La sua spinta in questo senso, al di là di tutte le critiche che sono state avanzate sulla realizzabilità dei suoi ambiziosi progetti, ha prodotto il risultato di rimettere al centro del dibattito democratico il tema della sostenibilità dell’accesso a tutti i livelli di studio, e ha portato i candidati rivali, prima Hillary Clinton e poi con ancora maggiore convinzione Biden nel 2020, a elaborare una piattaforma programmatica che accettava pienamente di affrontare il problema invece di concentrare l’azione di incentivo e disincentivo del bilancio federale soltanto sulla selezione e sulla certificazione della qualità, con tutte le distorsioni a favore delle realtà già privilegiate che essa spesso aveva comportato.

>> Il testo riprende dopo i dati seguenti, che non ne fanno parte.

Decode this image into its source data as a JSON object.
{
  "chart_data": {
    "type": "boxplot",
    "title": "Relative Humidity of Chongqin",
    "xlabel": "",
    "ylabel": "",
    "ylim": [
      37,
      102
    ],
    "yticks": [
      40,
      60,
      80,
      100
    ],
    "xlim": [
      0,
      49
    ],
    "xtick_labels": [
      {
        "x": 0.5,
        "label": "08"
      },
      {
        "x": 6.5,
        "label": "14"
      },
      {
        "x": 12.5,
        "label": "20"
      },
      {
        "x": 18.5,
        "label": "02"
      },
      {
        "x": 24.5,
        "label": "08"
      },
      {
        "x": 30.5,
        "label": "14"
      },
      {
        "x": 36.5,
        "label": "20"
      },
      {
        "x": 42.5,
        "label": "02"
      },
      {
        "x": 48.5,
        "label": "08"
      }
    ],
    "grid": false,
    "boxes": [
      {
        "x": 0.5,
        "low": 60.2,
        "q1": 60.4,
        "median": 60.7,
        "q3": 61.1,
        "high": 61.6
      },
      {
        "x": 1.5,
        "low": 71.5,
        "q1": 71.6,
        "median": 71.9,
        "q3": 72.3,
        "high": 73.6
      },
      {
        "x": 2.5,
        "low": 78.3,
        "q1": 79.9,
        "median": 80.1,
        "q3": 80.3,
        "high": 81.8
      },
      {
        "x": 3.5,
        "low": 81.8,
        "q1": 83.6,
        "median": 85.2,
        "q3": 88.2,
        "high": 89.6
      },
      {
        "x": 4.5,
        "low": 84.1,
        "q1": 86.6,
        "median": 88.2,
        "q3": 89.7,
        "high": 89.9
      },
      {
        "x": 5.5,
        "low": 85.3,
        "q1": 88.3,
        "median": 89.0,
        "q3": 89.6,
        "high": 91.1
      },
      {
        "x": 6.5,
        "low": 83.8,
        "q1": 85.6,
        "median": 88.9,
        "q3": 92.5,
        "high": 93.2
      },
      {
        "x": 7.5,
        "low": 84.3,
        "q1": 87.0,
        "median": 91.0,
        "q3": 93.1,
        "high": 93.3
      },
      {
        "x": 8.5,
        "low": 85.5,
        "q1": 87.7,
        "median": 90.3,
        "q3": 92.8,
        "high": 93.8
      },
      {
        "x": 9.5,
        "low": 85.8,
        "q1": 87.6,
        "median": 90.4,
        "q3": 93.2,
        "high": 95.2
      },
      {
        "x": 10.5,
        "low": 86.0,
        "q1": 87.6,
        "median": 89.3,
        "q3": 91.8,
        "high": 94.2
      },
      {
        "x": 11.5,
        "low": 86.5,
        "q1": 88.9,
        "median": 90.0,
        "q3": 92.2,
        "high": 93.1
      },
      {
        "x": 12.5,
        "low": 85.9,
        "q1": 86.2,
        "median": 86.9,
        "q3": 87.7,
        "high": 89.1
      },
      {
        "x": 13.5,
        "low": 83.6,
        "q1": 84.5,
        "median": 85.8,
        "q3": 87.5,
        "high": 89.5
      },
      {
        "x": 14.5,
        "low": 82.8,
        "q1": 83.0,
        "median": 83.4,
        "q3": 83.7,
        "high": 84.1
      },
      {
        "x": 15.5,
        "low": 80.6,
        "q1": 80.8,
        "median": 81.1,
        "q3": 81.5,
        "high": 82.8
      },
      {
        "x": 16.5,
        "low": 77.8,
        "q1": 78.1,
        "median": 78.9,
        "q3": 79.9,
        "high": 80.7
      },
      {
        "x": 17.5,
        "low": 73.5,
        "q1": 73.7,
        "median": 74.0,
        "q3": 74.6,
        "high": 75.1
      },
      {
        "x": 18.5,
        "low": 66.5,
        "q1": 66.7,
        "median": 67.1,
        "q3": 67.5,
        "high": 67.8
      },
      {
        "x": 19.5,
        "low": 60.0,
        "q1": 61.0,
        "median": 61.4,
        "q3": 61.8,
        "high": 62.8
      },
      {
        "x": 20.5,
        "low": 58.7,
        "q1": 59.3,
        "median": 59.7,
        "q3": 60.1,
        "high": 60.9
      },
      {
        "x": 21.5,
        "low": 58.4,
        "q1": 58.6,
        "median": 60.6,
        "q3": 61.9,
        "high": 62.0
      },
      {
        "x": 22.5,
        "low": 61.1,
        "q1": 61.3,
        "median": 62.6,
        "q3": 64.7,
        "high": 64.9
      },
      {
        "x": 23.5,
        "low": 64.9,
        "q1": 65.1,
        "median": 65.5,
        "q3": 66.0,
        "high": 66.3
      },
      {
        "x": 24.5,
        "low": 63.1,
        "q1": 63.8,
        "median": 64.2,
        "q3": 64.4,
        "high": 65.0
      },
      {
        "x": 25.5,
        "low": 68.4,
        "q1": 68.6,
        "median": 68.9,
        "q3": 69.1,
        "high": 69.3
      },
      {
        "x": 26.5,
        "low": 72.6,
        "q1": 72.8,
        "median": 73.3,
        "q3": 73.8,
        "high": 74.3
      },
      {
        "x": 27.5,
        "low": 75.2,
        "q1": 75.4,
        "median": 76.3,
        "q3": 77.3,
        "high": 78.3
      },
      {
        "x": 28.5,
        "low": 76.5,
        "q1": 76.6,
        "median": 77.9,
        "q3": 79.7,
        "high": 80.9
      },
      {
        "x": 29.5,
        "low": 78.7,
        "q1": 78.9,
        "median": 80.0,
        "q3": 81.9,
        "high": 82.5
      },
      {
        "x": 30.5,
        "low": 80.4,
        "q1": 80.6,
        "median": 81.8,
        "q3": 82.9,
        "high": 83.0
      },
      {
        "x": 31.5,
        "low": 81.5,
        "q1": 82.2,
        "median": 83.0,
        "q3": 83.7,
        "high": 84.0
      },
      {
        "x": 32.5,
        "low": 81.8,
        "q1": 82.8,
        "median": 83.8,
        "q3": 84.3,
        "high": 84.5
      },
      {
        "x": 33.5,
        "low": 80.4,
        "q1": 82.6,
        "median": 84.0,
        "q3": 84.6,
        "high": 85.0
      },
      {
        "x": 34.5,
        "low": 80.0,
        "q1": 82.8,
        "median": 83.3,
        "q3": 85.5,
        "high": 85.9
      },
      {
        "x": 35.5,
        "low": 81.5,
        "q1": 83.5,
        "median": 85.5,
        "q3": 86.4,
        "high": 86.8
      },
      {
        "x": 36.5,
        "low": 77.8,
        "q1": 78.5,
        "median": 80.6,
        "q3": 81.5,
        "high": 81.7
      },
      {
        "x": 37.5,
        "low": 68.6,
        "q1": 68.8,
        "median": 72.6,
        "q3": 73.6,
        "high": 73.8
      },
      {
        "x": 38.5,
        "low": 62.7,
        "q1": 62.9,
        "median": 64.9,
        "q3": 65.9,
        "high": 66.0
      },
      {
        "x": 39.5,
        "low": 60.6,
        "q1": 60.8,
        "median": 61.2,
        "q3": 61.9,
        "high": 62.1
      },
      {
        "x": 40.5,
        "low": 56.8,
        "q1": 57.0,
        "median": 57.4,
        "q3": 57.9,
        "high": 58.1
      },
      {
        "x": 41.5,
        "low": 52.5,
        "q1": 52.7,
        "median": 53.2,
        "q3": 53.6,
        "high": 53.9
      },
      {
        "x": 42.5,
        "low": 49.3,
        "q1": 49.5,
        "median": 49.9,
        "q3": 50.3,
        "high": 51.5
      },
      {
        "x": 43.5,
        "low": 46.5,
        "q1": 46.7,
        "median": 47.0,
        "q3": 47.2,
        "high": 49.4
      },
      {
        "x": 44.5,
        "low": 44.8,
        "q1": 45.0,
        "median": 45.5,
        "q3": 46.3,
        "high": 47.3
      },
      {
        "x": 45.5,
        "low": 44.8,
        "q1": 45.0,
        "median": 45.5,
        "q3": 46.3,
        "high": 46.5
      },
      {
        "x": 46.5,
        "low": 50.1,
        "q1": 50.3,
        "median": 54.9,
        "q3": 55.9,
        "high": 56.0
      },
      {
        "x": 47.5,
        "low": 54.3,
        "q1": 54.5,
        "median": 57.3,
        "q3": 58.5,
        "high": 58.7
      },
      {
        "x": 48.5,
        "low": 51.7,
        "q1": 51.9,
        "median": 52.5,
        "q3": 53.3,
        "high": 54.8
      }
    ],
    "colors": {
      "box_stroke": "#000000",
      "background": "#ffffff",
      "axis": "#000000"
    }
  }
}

La nomina di Cardona conferma che la strada in questa direzione dall’amministrazione Biden è ormai intrapresa, tanto più dopo che, a partire dallo scorso anno, la pandemia di Covid-19 ha messo a nudo in modo ancora più evidente gli enormi problemi di equità del sistema educativo statunitense e la necessità politica di intervenire su squilibri che una società che si vuole democratica non può sopportare. Un primo detonatore del dibattito che sta mettendo in discussione la fondatezza dei capisaldi «meritocratici» su cui lo scarso intervento di omologazione nell’accesso alle risorse per gli istituti d’istruzione era stato giustificato soprattutto negli ultimi venti-trent’anni è stata, nella tarda primavera del 2020, la diffusa scelta di non utilizzare i test Sat e Act per l’ammissione a numerosi college, apparentemente per motivi tecnici dovuti all’agibilità in sicurezza delle prove d’esame ma in realtà nell’ambito di una più generale riflessione sulla sostenibilità di tali dispositivi di selezione di fronte alle conseguenze sociali dell’epidemia globale. Ora resta da valutare fino a che punto tali premesse condurranno a una revisione coerente delle politiche scolastiche e universitarie in un sistema decisionale così complesso e ricco di contropoteri e veto-players come quello degli Stati Uniti, e soprattutto se, come accaduto per la precedente ondata «credenzialistica» degli standard di qualità, dagli Usa partirà per il resto del mondo un generale ripensamento dei paradigmi dell’istruzione e del suo ruolo sociale.